Successful projects intend to improve health for the nearly 2.5 million Australians within the MACH’s geographical boundaries, with potential to scale up to national implementation. Funded projects aim to: improve care of people with chronic physical and mental comorbidities; improve health care safety and reducing variation in care; and improve the health of Aboriginal and Torres Strait Islander people.
“The RART program provides a great opportunity for our best researchers to tackle these challenges head-on, and bring their research into practice quickly,” said Professor David Story, Interim Executive Director of the MACH and Foundation Chair of Anaesthesia at the University of Melbourne.

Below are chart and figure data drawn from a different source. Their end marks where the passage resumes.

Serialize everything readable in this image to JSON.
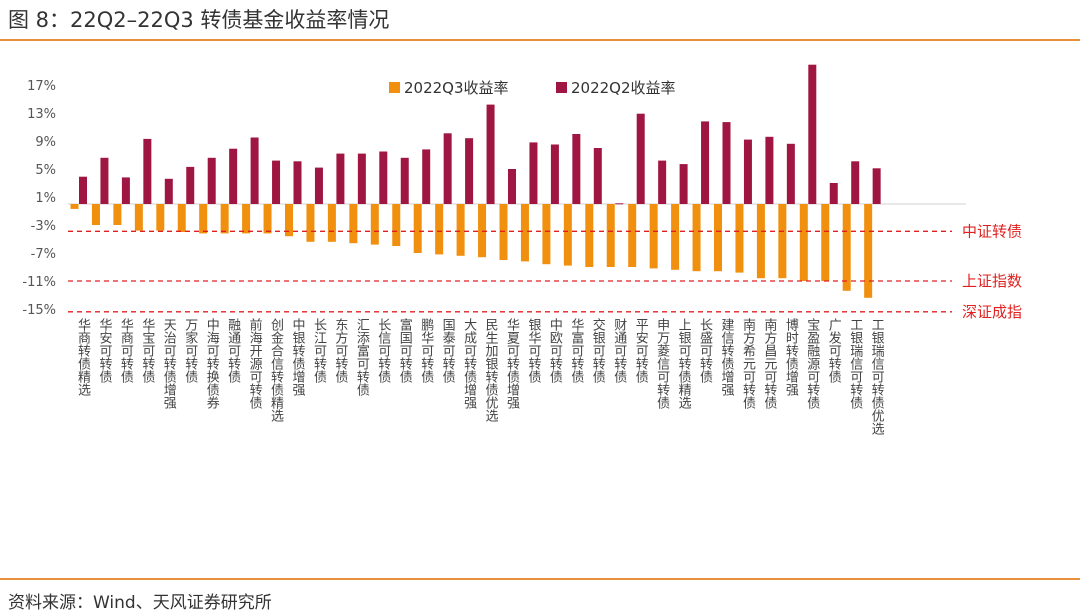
{
  "header": {
    "title": "图 8：22Q2–22Q3 转债基金收益率情况"
  },
  "footer": {
    "source": "资料来源：Wind、天风证券研究所"
  },
  "colors": {
    "q3": "#f0900e",
    "q2": "#a01642",
    "ref_line": "#e02020",
    "rule": "#e8903a"
  },
  "chart_data": {
    "type": "bar",
    "title": "",
    "xlabel": "",
    "ylabel": "",
    "ylim": [
      -15,
      19
    ],
    "yticks": [
      17,
      13,
      9,
      5,
      1,
      -3,
      -7,
      -11,
      -15
    ],
    "ytick_labels": [
      "17%",
      "13%",
      "9%",
      "5%",
      "1%",
      "-3%",
      "-7%",
      "-11%",
      "-15%"
    ],
    "legend_position": "top-center",
    "categories": [
      "华商转债精选",
      "华安可转债",
      "华商可转债",
      "华宝可转债",
      "天治可转债增强",
      "万家可转债",
      "中海可转换债券",
      "融通可转债",
      "前海开源可转债",
      "创金合信转债精选",
      "中银转债增强",
      "长江可转债",
      "东方可转债",
      "汇添富可转债",
      "长信可转债",
      "富国可转债",
      "鹏华可转债",
      "国泰可转债",
      "大成可转债增强",
      "民生加银转债优选",
      "华夏可转债增强",
      "银华可转债",
      "中欧可转债",
      "华富可转债",
      "交银可转债",
      "财通可转债",
      "平安可转债",
      "申万菱信可转债",
      "上银可转债精选",
      "长盛可转债",
      "建信转债增强",
      "南方希元可转债",
      "南方昌元可转债",
      "博时转债增强",
      "宝盈融源可转债",
      "广发可转债",
      "工银瑞信可转债",
      "工银瑞信可转债优选"
    ],
    "series": [
      {
        "name": "2022Q3收益率",
        "values": [
          -0.7,
          -3.0,
          -3.0,
          -3.8,
          -3.8,
          -4.0,
          -4.2,
          -4.2,
          -4.2,
          -4.2,
          -4.6,
          -5.4,
          -5.4,
          -5.6,
          -5.8,
          -6.0,
          -7.0,
          -7.2,
          -7.4,
          -7.6,
          -8.0,
          -8.2,
          -8.6,
          -8.8,
          -9.0,
          -9.0,
          -9.0,
          -9.2,
          -9.4,
          -9.6,
          -9.6,
          -9.8,
          -10.6,
          -10.6,
          -11.0,
          -11.0,
          -12.4,
          -13.4
        ]
      },
      {
        "name": "2022Q2收益率",
        "values": [
          3.9,
          6.6,
          3.8,
          9.3,
          3.6,
          5.3,
          6.6,
          7.9,
          9.5,
          6.2,
          6.1,
          5.2,
          7.2,
          7.2,
          7.5,
          6.6,
          7.8,
          10.1,
          9.4,
          14.2,
          5.0,
          8.8,
          8.5,
          10.0,
          8.0,
          0.1,
          12.9,
          6.2,
          5.7,
          11.8,
          11.7,
          9.2,
          9.6,
          8.6,
          19.9,
          3.0,
          6.1,
          5.1
        ]
      }
    ],
    "reference_lines": [
      {
        "label": "中证转债",
        "value": -3.9
      },
      {
        "label": "上证指数",
        "value": -11.0
      },
      {
        "label": "深证成指",
        "value": -15.4
      }
    ]
  }
}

Among the awarded projects, A/Prof Craig Nelson of Western Health will collaborate with General Practitioners to test a data platform called Future Health Today, designed to enhance community care of patients with chronic diseases such as diabetes; A/Prof Luke Burchill, Melbourne Health and University of Melbourne, aims to improve the cardiovascular health of Indigenous and non-Indigenous Australians; and Prof Harriet Hiscock of the Murdoch Children's Research Institute will explore factors contributing to hospital re-admissions for children with asthma.
The MACH also awarded five successful early career translational research fellowships to build researcher capacity in priority areas of: data science and health services research; clinical informatics; and conducting innovative clinical trials.
For more information on all of the funded projects and fellowships, see: www.machaustralia.org/mach-2019-rart-projects.
The breadth and depth of the funded projects and fellowships is a testament to the strength of the MACH as a cooperative engine, bringing together the world-class research and clinical innovation in healthcare that Melbourne is known for. Prof Story noted that the MACH supports a strong research culture that is likely to enhance the clinical care patients receive within MACH partner hospitals and institutes.
“The potential for real patient benefit within twelve months is enormous, and exciting,” he said, adding that “patient-centred outcomes are the foundation of what we do at the MACH and the driving force behind our collaboration.”